Comparison of the Cms1-encoded sequence with other sequences in the SwissProt and PIR databases revealed only one open reading frame (ORF) of unknown function in fission yeast Schizosaccharomyces pombe, SPBC23G7.07c with weak similarity (expect value = 2.4e-06). The alignment in Fig 3 shows that there is 29% identity and 39% similarity between the two predicted proteins. SPBC23G7.07c is supposed to encode a protein of 277 amino acids. SPBC23G7.07c also contains a NLS at similar position (55-72) near the N-terminus (Fig 3). SPBC23G7.07c was predicted to contain one potential tyrosine kinase phosphorylation at site 191 to 198 (Fig 3). Furthermore, both of these two proteins sequences have similar distribution patterns of the regions of predicted secondary structures. The Cms1 and SPBC23G7.07c protein sequences also share many conserved residues and have similar predicted molecular weights (33.4 and 31.6 kDa, respectively), isoelectric points (8.2 and 8.4, respectively), amino-acid compositions and hydropathy profiles (Fig 3).

Overexpression of Cms1 gene can partially complement the cold-sensitive phenotype of WJ-1

The expression levels of Cms1 mRNA of the wild-type strain, mcm10 mutant and its suppressor at different growth conditions were analyzed by Northern blotting. The results showed that the Cms1 mRNA of wild-type 8534-8C was expressed at either 37°C or 140C (Fig 4A), suggesting that Cms1 plays a role in the process of the cell growth. In contrast, it was not found the correlation of the level of mRNA expression of Cms1 to the cell growth of both mcm10-2C and WJ-1 strains (compare Fig 4A with Fig 1A), suggesting that Cms1 gene is not critical one for the cell growth.

Since Cms1 gene was functionally screened by using YEp plasmid library containing 2 μ origin of DNA replication which produce high-copy number of the plasmids, we wonder whether single-copy plasmid containing Cms1 gene could also complement the growth arrest of WJ-1 cells at non-permissive temperature. Single-copy plasmid YCp50 (ARS/CEN) or high-copy plasmid YEp351 (2m) and their constructs containing Cms1 gene were used for yeast transformation experiments (Materials and Methods). The results showed that WJ-1 cells transformed with single-copy plasmid containing Cms1 gene did not grow at 14°C, whereas these cells transformed with high-copy plasmid containing Cms1 gene could grow at 14°C (Compare Fig 4B “f” with 4B' “f”). To further confirm the overexpression of Cms1 gene in transformants with high-copy plasmid, the level of Cms1 mRNA was analyzed with Northern blotting assay. The results showed that the amount of Cms1 mRNA in WJ-1 cells with YEpCms1 was significantly higher than those in WJ-1 cells with YCpCms1 or empty plasmids (Fig 4C). These data suggest that the overexpression of Cms1 gene is required for complementation of the cold-sensitive phenotype of WJ-1 at 14°C.

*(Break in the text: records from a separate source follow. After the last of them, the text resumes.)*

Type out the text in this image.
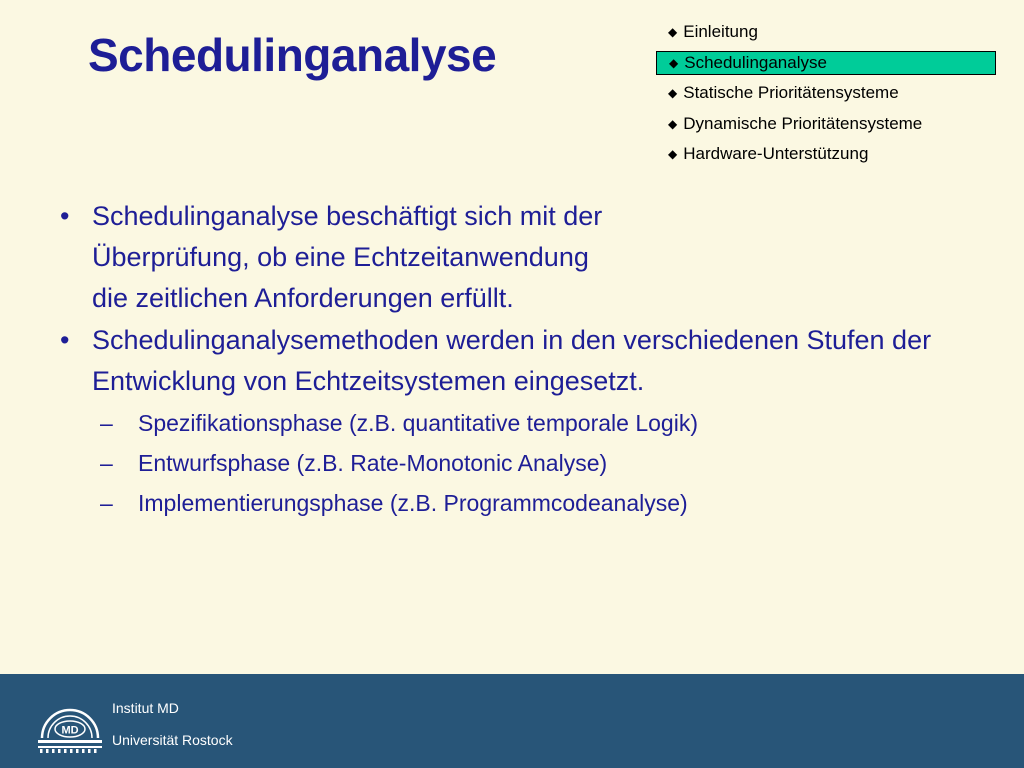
Schedulinganalyse	◆ Einleitung
◆ Schedulinganalyse
◆ Statische Prioritätensysteme
◆ Dynamische Prioritätensysteme
◆ Hardware-Unterstützung
• Schedulinganalyse beschäftigt sich mit der Überprüfung, ob eine Echtzeitanwendung die zeitlichen Anforderungen erfüllt.
• Schedulinganalysemethoden werden in den verschiedenen Stufen der Entwicklung von Echtzeitsystemen eingesetzt.
–	Spezifikationsphase (z.B. quantitative temporale Logik)
–	Entwurfsphase (z.B. Rate-Monotonic Analyse)
–	Implementierungsphase (z.B. Programmcodeanalyse)
MD
Institut MD
Universität Rostock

To investigate whether Cms1 gene was mutated in WJ-1 cells, we amplified Cms1 gene from WJ-1 genome using PCR technique, and the PCR product was directly subject to sequencing. The sequencing result showed that Cms1 gene in WJ-1 genome was not mutated (data not shown), suggesting that the suppressor gene of mcm10-1 was not Cms1. Therefore, the conclusion from the sequencing result combined with the data of the yeast transformation experiment is that the single copy of Cms1 does not play a role in suppression of mcm10-1 mutant and the complementation of WJ-1 at non-permissive temperature, whereas the overexpression of Cms1 gene can rescue the growth arrest of WJ-1 cells at non-permissive temperature and CMS1protein might interact with MCM10 protein.